2. Generate the master matrix: 
	Prep_2_Matrix_Generation.R
	output --> Supplementary_Files/Matrix_Biallelic_Monoallelic_Pathogenic_VUS_All_cancers_Mutation_Types_Paper.txt
	This creates an integer matrix where the columns represent TCGA cases, and the 
	rows, individual genes.
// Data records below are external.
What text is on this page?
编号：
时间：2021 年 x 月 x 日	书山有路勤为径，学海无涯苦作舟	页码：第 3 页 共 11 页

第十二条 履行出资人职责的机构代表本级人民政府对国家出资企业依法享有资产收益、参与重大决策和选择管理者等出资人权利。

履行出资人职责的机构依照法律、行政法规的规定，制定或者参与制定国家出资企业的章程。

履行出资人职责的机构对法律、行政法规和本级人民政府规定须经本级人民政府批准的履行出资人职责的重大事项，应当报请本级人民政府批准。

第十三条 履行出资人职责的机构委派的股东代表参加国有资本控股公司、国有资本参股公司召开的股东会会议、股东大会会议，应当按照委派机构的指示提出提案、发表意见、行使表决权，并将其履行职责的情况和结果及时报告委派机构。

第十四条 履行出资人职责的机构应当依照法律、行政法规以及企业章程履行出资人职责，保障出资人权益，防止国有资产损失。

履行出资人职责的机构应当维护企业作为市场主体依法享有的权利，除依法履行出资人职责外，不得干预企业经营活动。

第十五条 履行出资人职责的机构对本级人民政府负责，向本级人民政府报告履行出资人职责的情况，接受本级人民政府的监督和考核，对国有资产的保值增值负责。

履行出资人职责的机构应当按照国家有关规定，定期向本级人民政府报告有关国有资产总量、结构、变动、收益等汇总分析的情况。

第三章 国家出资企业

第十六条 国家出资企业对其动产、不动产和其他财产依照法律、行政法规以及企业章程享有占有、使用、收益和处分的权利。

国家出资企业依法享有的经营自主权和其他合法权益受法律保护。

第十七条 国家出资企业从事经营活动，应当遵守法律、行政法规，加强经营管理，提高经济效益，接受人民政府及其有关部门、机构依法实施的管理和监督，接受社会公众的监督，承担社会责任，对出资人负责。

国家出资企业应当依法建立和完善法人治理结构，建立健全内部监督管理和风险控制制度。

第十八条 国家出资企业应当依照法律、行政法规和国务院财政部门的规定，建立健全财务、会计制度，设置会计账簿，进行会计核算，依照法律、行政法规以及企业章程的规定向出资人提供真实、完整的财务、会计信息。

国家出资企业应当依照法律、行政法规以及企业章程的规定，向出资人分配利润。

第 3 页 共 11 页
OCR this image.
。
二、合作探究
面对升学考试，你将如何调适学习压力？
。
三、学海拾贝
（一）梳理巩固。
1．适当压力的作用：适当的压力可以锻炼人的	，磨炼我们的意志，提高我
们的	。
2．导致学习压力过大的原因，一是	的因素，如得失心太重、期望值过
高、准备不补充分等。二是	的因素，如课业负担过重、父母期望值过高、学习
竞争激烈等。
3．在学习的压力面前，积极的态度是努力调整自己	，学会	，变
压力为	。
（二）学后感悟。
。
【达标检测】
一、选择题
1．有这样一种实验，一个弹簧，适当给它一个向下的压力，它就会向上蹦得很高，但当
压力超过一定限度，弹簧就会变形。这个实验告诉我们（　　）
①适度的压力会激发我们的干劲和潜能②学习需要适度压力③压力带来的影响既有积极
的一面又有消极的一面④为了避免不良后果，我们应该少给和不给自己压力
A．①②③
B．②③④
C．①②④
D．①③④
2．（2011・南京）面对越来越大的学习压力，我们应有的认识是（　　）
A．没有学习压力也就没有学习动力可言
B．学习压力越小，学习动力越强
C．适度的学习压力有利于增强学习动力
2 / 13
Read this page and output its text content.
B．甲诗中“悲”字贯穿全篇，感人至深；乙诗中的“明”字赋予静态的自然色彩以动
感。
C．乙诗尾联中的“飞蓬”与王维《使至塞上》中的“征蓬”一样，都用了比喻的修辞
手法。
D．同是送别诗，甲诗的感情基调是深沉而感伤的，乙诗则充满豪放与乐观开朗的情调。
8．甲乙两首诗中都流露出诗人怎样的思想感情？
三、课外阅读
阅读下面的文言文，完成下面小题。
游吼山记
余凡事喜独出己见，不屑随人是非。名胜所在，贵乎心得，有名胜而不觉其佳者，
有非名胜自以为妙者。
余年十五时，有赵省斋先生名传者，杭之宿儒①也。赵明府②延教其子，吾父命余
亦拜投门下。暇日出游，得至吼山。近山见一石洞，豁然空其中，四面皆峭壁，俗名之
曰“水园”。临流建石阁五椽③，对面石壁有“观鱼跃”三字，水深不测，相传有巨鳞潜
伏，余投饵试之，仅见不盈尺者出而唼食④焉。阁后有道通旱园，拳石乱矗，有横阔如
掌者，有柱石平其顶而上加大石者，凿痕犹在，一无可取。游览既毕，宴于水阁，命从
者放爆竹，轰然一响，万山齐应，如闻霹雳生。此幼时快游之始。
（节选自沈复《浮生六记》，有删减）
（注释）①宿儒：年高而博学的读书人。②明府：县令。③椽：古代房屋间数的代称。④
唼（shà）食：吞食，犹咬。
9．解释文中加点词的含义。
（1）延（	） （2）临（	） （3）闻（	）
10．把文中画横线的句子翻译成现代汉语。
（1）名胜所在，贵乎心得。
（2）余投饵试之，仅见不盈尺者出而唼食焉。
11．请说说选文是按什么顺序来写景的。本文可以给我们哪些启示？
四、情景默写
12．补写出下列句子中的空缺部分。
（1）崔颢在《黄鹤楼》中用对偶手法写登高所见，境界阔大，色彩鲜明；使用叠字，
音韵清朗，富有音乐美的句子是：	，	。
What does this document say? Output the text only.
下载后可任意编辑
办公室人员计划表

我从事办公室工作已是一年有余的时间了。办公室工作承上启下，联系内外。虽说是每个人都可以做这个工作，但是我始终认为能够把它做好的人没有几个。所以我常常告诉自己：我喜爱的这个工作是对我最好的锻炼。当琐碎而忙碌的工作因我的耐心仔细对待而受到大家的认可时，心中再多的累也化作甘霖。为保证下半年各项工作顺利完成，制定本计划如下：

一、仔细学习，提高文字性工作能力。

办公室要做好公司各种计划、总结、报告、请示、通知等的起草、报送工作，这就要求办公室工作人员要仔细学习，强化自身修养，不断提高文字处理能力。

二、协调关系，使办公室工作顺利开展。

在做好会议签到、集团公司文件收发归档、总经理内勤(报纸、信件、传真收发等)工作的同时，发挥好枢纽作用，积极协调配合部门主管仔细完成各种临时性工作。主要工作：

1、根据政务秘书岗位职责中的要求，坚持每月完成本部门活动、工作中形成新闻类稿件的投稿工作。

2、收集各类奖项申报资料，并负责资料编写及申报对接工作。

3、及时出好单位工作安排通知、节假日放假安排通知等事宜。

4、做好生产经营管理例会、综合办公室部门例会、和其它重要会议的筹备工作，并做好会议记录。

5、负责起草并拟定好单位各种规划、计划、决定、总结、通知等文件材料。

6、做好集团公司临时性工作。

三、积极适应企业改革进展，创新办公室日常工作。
The values correspond to:
	0- wild type
	1- Germline biallelic pathogenic with LOH
	2- Germline biallelic pathogenic compound heterozygous (second somatic pathogenic hit)
	3- Germline biallelic VUS compound heterozygous (second somatic VUS hit)
	4- Germline mono allelic pahtogenic
	5- Somatic biallelic pathogenic with LOH
	6- Somatic biallelic pathogenic compund heterozygous (second somatic pathogenic hit)
	7- Somatic biallelic pathogenic VUS compund heterozygous (second somatic VUS hit)
	8- Somatic biallelic VUS with LOH
	9- Somatic monoallelic pathogenic
	10- Somatic monoallelic VUS


3. Generate figures Regarding incidence of bi-allelic and mono-allelic mutations:
	- Incidence of biallelic pathogenic alterations across cancer types: 
	  Run Generate_Fig1a.R --> Results_Figures_and_P_Values/Fig1a.pdf
	  
	- Incidence of biallelic pathogenic alterations per cancer type: 
	  Run Generate_Fig1b.R -->  >Results_Figures_and_P_Values/Fig1b.pdf
	  
	- Top 25 most frequently mutated HR-related genes:
	Generate_Suppl_Fig1a.R -- > Results_Figures_and_P_Values/Supplementary_Fig1a.pdf
	
	- Frequency of alterations per cancer type:
	Generate_Suppl_Fig1b.R -- > Results_Figures_and_P_Values/Supplementary_Fig1b.pdf
	
	- Breakdown of biallelic alteration types within the top 25 mutated genes:
	Generate_Suppl_Fig1c.R -- > Results_Figures_and_P_Values/Supplementary_Fig1c.pdf
	
	- Breakdown of biallelic alteration types across cancer types:
	Generate_Suppl_Fig1d.R -- > Results_Figures_and_P_Values/Supplementary_Fig1d.pdf

	  
4. Evaluate the association between genomic evidence of HR deficiency
   (LST & Mutational Signature 3) and bi-allelic genetic alterations in HR Genes
  
	- Association of LST and Signature3 in HBOC cancers:
	  Run Generate_Fig1c.R --> Results_Figures_and_P_Values/Fig1c ... .pdf
	  Generate_Fig1d.R --> Results_Figures_and_P_Values/Fig1d.pdf
	  
	- Association of LST and Signature3 across cancer types:
	  Generate_Fig1e.R --> Results_Figures_and_P_Values/Fig1e .... .pdf


5. Determine HR genes are mutually exclusive in HBOC cancers
	 - Run Generate_Fig2a_and_Input_for_WExT.R:
	 Generates --> Results_Figures_and_P_Values/Oncoprint_HBOCs_top16_LST15_OR_Dominant_MutSig3.txt

	 - To get the mutual exclusivity test p values first install WExT: 
 	 https://github.com/raphael-group/wext

         - Run Mutual exclusivity test Without VUS
	 time python wext_run_comet_without_VUS.py

	 - Mutual exclusivity test With VUS
	 time python wext_run_comet_with_VUS.py
	
	 ### Python codes provided here for the above 
	  		- wext_run_comet_with_VUS.py 
	  		- wext_run_comet_without_VUS.py

	  - An oncoprint can be generated from cbio portal:
			http://www.cbioportal.org/
			Use cbio portal --> tools --> Oncoprinter

Note: test_all_figures.R will run each of the figure scripts and save the results into the "Results_Figures_and_P_Values".